Sono temi diversi, si potrà obiettare, e non tutti di precipua pertinenza del governo nella loro concretizzazione. Ma sarebbe un alibi indulgente quello che permetta al governo di potersi dire estraneo a indicazioni e intenzioni anche sui temi su cui debba intervenire il parlamento: il governo ha potere di contrattazione con i partiti – che peraltro lo sostengono – e ha dimostrato in più di un’occasione di volerlo fare pesare. Anche perché è nel suo interesse, ci arriviamo.

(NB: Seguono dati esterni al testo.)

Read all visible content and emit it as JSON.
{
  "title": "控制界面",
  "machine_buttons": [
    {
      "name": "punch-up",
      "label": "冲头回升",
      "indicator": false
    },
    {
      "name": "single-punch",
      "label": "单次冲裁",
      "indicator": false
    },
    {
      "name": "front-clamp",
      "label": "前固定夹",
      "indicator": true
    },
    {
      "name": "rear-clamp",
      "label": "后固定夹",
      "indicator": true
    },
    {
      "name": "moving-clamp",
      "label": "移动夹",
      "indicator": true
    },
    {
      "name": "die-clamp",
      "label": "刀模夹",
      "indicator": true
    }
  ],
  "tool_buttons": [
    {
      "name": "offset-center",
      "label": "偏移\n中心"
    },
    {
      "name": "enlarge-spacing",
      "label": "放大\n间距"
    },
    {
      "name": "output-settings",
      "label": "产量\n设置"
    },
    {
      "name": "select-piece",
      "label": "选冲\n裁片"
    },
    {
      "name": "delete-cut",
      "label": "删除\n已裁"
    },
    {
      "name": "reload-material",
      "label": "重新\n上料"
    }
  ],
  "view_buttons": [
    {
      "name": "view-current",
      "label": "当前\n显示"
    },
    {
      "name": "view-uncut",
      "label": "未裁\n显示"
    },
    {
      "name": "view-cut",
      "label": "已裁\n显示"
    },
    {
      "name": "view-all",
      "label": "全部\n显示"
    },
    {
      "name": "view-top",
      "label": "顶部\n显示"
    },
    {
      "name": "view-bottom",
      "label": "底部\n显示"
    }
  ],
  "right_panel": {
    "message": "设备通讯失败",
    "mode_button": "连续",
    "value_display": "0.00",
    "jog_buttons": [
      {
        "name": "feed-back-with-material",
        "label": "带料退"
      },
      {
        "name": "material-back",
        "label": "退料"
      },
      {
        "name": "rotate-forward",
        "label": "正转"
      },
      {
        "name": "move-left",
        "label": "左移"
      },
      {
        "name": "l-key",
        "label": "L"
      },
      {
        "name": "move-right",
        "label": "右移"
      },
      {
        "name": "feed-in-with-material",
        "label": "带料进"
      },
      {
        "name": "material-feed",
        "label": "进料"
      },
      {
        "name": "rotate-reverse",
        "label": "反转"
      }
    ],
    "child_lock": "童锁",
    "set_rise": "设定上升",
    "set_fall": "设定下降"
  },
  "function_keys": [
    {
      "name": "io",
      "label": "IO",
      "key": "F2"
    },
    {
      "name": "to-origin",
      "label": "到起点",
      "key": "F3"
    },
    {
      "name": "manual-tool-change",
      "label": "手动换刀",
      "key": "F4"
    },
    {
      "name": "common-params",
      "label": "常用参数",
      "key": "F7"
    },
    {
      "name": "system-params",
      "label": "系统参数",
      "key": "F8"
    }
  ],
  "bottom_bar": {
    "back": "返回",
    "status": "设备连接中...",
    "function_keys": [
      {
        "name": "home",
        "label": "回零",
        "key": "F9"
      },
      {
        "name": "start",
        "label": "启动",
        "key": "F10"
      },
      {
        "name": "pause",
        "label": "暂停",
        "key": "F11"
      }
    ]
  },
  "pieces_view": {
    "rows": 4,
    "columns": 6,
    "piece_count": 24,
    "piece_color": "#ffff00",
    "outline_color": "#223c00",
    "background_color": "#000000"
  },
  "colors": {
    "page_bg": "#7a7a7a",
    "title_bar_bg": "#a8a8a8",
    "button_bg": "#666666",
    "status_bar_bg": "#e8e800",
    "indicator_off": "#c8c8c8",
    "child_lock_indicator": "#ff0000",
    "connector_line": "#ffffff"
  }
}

C’è una ragione per cui tutte queste cose andrebbero prese in mano come priorità da qualunque governo, ed è che costituiscono il bene comune e partecipano di un progetto di ricostruzione del paese (anche senza arrivare al benintenzionato “rivoltare lo Stato come un calzino” auspicato da Michele Boldrin) che è quello di cui l’Italia ha bisogno forse persino di più del risanamento di conti pronti a marcire di nuovo domani, se non cambiano le cose. Ma un governo che chieda sacrifici e pazienza e fiducia ne ha una ulteriore, di ragione per interventi su questi temi: che non si possono chiedere sacrifici e pazienza e fiducia senza dare niente in cambio, senza confermarci che ne vale la pena, senza convincerci che siamo dentro a un cambiamento più solido e di cui si vedano, intravedano, dei frutti. Come scriveva pochi giorni fa anche Dario Di Vico sulla prima pagina del Corriere:

Urge, dunque, una correzione di rotta di metodo e di merito. Agli italiani va data la sensazione piena che quello che sta chiedendo loro lacrime e sangue è il governo di Roma e non di Bruxelles.

Perché se stanno lì solo a mettere delle pezze prima di restituirci a quello che c’era prima, beh, grazie: ma ci aspettiamo di più, e non li ricorderemo per questo.